Ora: i fondamentali nella mia personale tavolozza dei colori sono tanti, e a descriverli tutti ci vorrebbe uno spazio infinito, ma noi non siamo Tagliata. Serve fermarsi ma non prima di aver  aggiunto perlomeno il Cantautore. Nome di battesimo Mirco Menna, classe 1963, bolognese di geni meticci, già batterista, poi chitarrista, interprete di brani altrui, autore di brani suoi, gran casinista, artista sopraffino, produttore inesauribile di versi nati già indimenticabili come questo: “Baby, siamo uguali e splendidi / ci si nota volentieri / perché stiamo bene al mondo / come i gerani sul terrazzi” (il brano è “Normale”, il disco è “Ecco”, ed. Storie di note). Il suo nome, canta Mirco in un altro brano con modestia, ha poca importanza.”Fa già parte del grande mistero” (“Beghine”, sempre in Ecco), e di misteri qui ce ne sono molti. Il primo è come faccia Mirco Menna a scrivere testi e accoppiarli ad accordi che poi, appunto, stanno subito bene insieme come gerani al sole sui terrazzi. Il secondo mistero è come mai uno come lui non abbia mai vinto un premio della Critica a Sanremo, non sia inserito nelle antologie scolastiche, cose così.

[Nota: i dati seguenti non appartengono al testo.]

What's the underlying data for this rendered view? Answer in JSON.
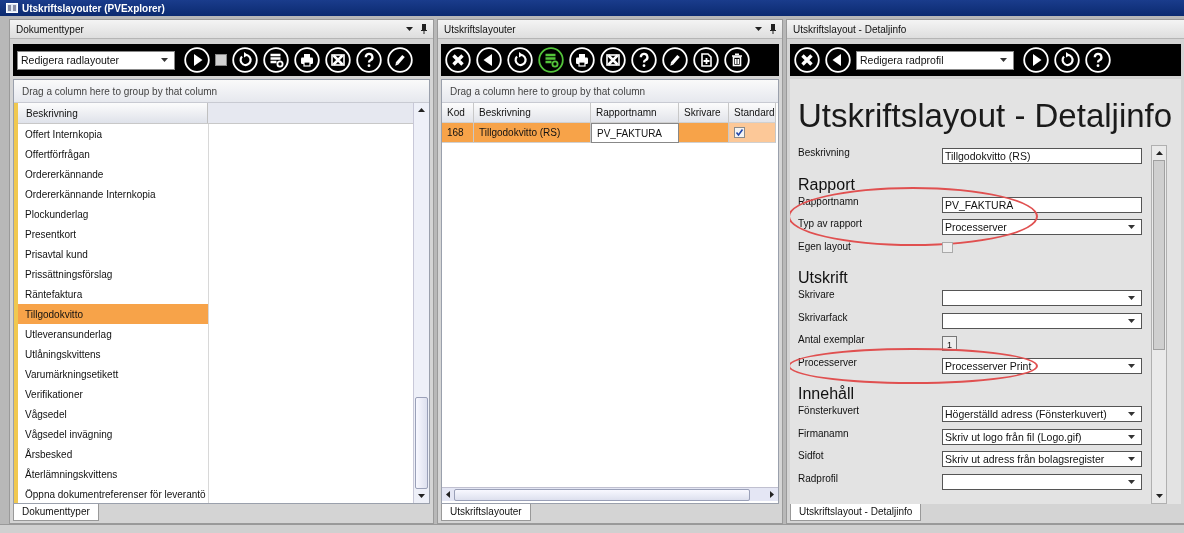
{
  "window": {
    "title": "Utskriftslayouter (PVExplorer)"
  },
  "panes": [
    {
      "kind": "list",
      "title": "Dokumenttyper",
      "pinnable": true,
      "toolbar": [
        {
          "kind": "dropdown",
          "value": "Redigera radlayouter"
        },
        {
          "kind": "play",
          "active": false
        },
        {
          "kind": "stop",
          "active": false
        },
        {
          "kind": "refresh",
          "active": false
        },
        {
          "kind": "columns",
          "active": false
        },
        {
          "kind": "print",
          "active": false
        },
        {
          "kind": "excel",
          "active": false
        },
        {
          "kind": "help",
          "active": false
        },
        {
          "kind": "pencil",
          "active": false
        }
      ],
      "group_hint": "Drag a column here to group by that column",
      "columns": [
        "Beskrivning"
      ],
      "rows": [
        {
          "text": "Offert Internkopia",
          "selected": false
        },
        {
          "text": "Offertförfrågan",
          "selected": false
        },
        {
          "text": "Ordererkännande",
          "selected": false
        },
        {
          "text": "Ordererkännande Internkopia",
          "selected": false
        },
        {
          "text": "Plockunderlag",
          "selected": false
        },
        {
          "text": "Presentkort",
          "selected": false
        },
        {
          "text": "Prisavtal kund",
          "selected": false
        },
        {
          "text": "Prissättningsförslag",
          "selected": false
        },
        {
          "text": "Räntefaktura",
          "selected": false
        },
        {
          "text": "Tillgodokvitto",
          "selected": true
        },
        {
          "text": "Utleveransunderlag",
          "selected": false
        },
        {
          "text": "Utlåningskvittens",
          "selected": false
        },
        {
          "text": "Varumärkningsetikett",
          "selected": false
        },
        {
          "text": "Verifikationer",
          "selected": false
        },
        {
          "text": "Vågsedel",
          "selected": false
        },
        {
          "text": "Vågsedel invägning",
          "selected": false
        },
        {
          "text": "Årsbesked",
          "selected": false
        },
        {
          "text": "Återlämningskvittens",
          "selected": false
        },
        {
          "text": "Öppna dokumentreferenser för leverantö",
          "selected": false
        }
      ],
      "tab": "Dokumenttyper"
    },
    {
      "kind": "table",
      "title": "Utskriftslayouter",
      "pinnable": true,
      "toolbar": [
        {
          "kind": "close",
          "active": false
        },
        {
          "kind": "back",
          "active": false
        },
        {
          "kind": "refresh",
          "active": false
        },
        {
          "kind": "columns",
          "active": true
        },
        {
          "kind": "print",
          "active": false
        },
        {
          "kind": "excel",
          "active": false
        },
        {
          "kind": "help",
          "active": false
        },
        {
          "kind": "pencil",
          "active": false
        },
        {
          "kind": "note",
          "active": false
        },
        {
          "kind": "trash",
          "active": false
        }
      ],
      "group_hint": "Drag a column here to group by that column",
      "columns": [
        "Kod",
        "Beskrivning",
        "Rapportnamn",
        "Skrivare",
        "Standard"
      ],
      "rows": [
        {
          "selected": true,
          "cells": [
            {
              "kind": "text",
              "text": "168",
              "focused": false
            },
            {
              "kind": "text",
              "text": "Tillgodokvitto (RS)",
              "focused": false
            },
            {
              "kind": "text",
              "text": "PV_FAKTURA",
              "focused": true
            },
            {
              "kind": "empty"
            },
            {
              "kind": "checkbox",
              "checked": true
            }
          ]
        }
      ],
      "tab": "Utskriftslayouter"
    },
    {
      "kind": "detail",
      "title": "Utskriftslayout - Detaljinfo",
      "pinnable": false,
      "toolbar": [
        {
          "kind": "close",
          "active": false
        },
        {
          "kind": "back",
          "active": false
        },
        {
          "kind": "dropdown",
          "value": "Redigera radprofil"
        },
        {
          "kind": "play",
          "active": false
        },
        {
          "kind": "refresh",
          "active": false
        },
        {
          "kind": "help",
          "active": false
        }
      ],
      "heading": "Utskriftslayout - Detaljinfo",
      "rows": [
        {
          "kind": "text",
          "label": "Beskrivning",
          "value": "Tillgodokvitto (RS)",
          "circled": false
        },
        {
          "kind": "heading",
          "text": "Rapport",
          "circled": false
        },
        {
          "kind": "text",
          "label": "Rapportnamn",
          "value": "PV_FAKTURA",
          "circled": true
        },
        {
          "kind": "select",
          "label": "Typ av rapport",
          "value": "Processerver",
          "circled": true
        },
        {
          "kind": "checkbox",
          "label": "Egen layout",
          "checked": false,
          "circled": false
        },
        {
          "kind": "heading",
          "text": "Utskrift",
          "circled": false
        },
        {
          "kind": "select",
          "label": "Skrivare",
          "circled": false
        },
        {
          "kind": "select",
          "label": "Skrivarfack",
          "circled": false
        },
        {
          "kind": "number",
          "label": "Antal exemplar",
          "value": "1",
          "circled": false
        },
        {
          "kind": "select",
          "label": "Processerver",
          "value": "Processerver Print",
          "circled": true
        },
        {
          "kind": "heading",
          "text": "Innehåll",
          "circled": false
        },
        {
          "kind": "select",
          "label": "Fönsterkuvert",
          "value": "Högerställd adress (Fönsterkuvert)",
          "circled": false
        },
        {
          "kind": "select",
          "label": "Firmanamn",
          "value": "Skriv ut logo från fil (Logo.gif)",
          "circled": false
        },
        {
          "kind": "select",
          "label": "Sidfot",
          "value": "Skriv ut adress från bolagsregister",
          "circled": false
        },
        {
          "kind": "select",
          "label": "Radprofil",
          "circled": false
        }
      ],
      "tab": "Utskriftslayout - Detaljinfo"
    }
  ]
}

Ma va bene così: la sua dimensione ideale, la sua comfort zone è stare in un disco o sul palco di un locale insieme a gente come Tagliata, Turone, Roberto Rossi, Maurizio Piancastelli, e suonare i suoi brani, o quelli di Modugno, o la musica napoletana o quella latinoamericana o qualunque altra cosa e farti pensare che in fondo non c’è molto di meglio da chiedere a una serata. Che poi, quanta gente sarebbe in grado di proporre brani propri, un disco inedito, dal vivo, e farti uscire con la sensazione che quei brani, in fondo, erano già tra i tuoi preferiti? Erano nell’aria, evidentemente, bastava tradurli. Lui di recente lo ha fatto per la sesta volta, e dunque ha intitolato il disco “Sestoqui (è perché vi voglio bene)“. Lo ha prodotto Platonica lo scorso anno, in piena pandemia, lo ha distribuito Believe e lo trovate, al limite, se proprio non vi capita un cd o un concerto dal vivo, anche su Spotify. E’ un disco allegro, profondo, grintoso, poetico, i cui brani già fanno bella mostra sul terrazzo di Mirco Menna come se ci fossero sempre stati. Ma anche questo non è un miracolo. Semplicemente, sono i fondamentali.